On Low-rank Trace Regression under General Sampling Distribution
- URL: http://arxiv.org/abs/1904.08576v5
- Date: Tue, 29 Aug 2023 22:17:05 GMT
- Title: On Low-rank Trace Regression under General Sampling Distribution
- Authors: Nima Hamidi and Mohsen Bayati
- Abstract summary: We show that cross-validated estimators satisfy near-optimal error bounds on general assumptions.
We also show that the cross-validated estimator outperforms the theory-inspired approach of selecting the parameter.

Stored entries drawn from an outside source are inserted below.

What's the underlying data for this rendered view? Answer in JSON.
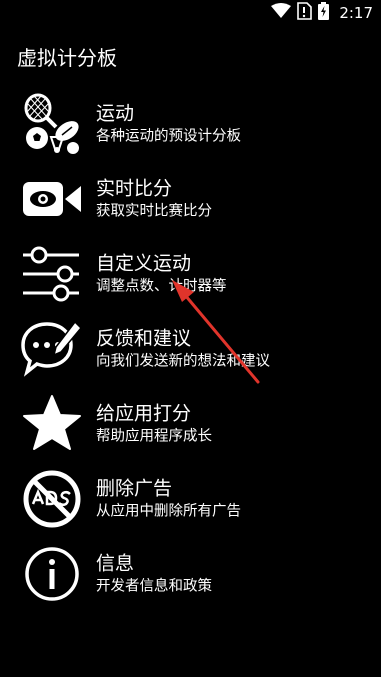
{
  "status_bar": {
    "time": "2:17",
    "icons": [
      "wifi-icon",
      "no-sim-icon",
      "battery-charging-icon"
    ]
  },
  "app_bar": {
    "title": "虚拟计分板"
  },
  "menu": {
    "items": [
      {
        "icon": "sports-balls-icon",
        "title": "运动",
        "subtitle": "各种运动的预设计分板"
      },
      {
        "icon": "video-camera-icon",
        "title": "实时比分",
        "subtitle": "获取实时比赛比分"
      },
      {
        "icon": "sliders-icon",
        "title": "自定义运动",
        "subtitle": "调整点数、计时器等"
      },
      {
        "icon": "chat-edit-icon",
        "title": "反馈和建议",
        "subtitle": "向我们发送新的想法和建议"
      },
      {
        "icon": "star-icon",
        "title": "给应用打分",
        "subtitle": "帮助应用程序成长"
      },
      {
        "icon": "no-ads-icon",
        "title": "删除广告",
        "subtitle": "从应用中删除所有广告"
      },
      {
        "icon": "info-icon",
        "title": "信息",
        "subtitle": "开发者信息和政策"
      }
    ]
  },
  "colors": {
    "background": "#000000",
    "text": "#ffffff",
    "annotation_arrow": "#e0342b"
  }
}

- Score: 9.699586426043885
- License: http://arxiv.org/licenses/nonexclusive-distrib/1.0/
- Abstract: In this paper, we study the trace regression when a matrix of parameters B*
is estimated via the convex relaxation of a rank-regularized regression or via
regularized non-convex optimization. It is known that these estimators satisfy
near-optimal error bounds under assumptions on the rank, coherence, and
spikiness of B*. We start by introducing a general notion of spikiness for B*
that provides a generic recipe to prove the restricted strong convexity of the
sampling operator of the trace regression and obtain near-optimal and
non-asymptotic error bounds for the estimation error. Similar to the existing
literature, these results require the regularization parameter to be above a
certain theory-inspired threshold that depends on observation noise that may be
unknown in practice. Next, we extend the error bounds to cases where the
regularization parameter is chosen via cross-validation. This result is
significant in that existing theoretical results on cross-validated estimators
(Kale et al., 2011; Kumar et al., 2013; Abou-Moustafa and Szepesvari, 2017) do
not apply to our setting since the estimators we study are not known to satisfy
their required notion of stability. Finally, using simulations on synthetic and
real data, we show that the cross-validated estimator selects a near-optimal
penalty parameter and outperforms the theory-inspired approach of selecting the
parameter.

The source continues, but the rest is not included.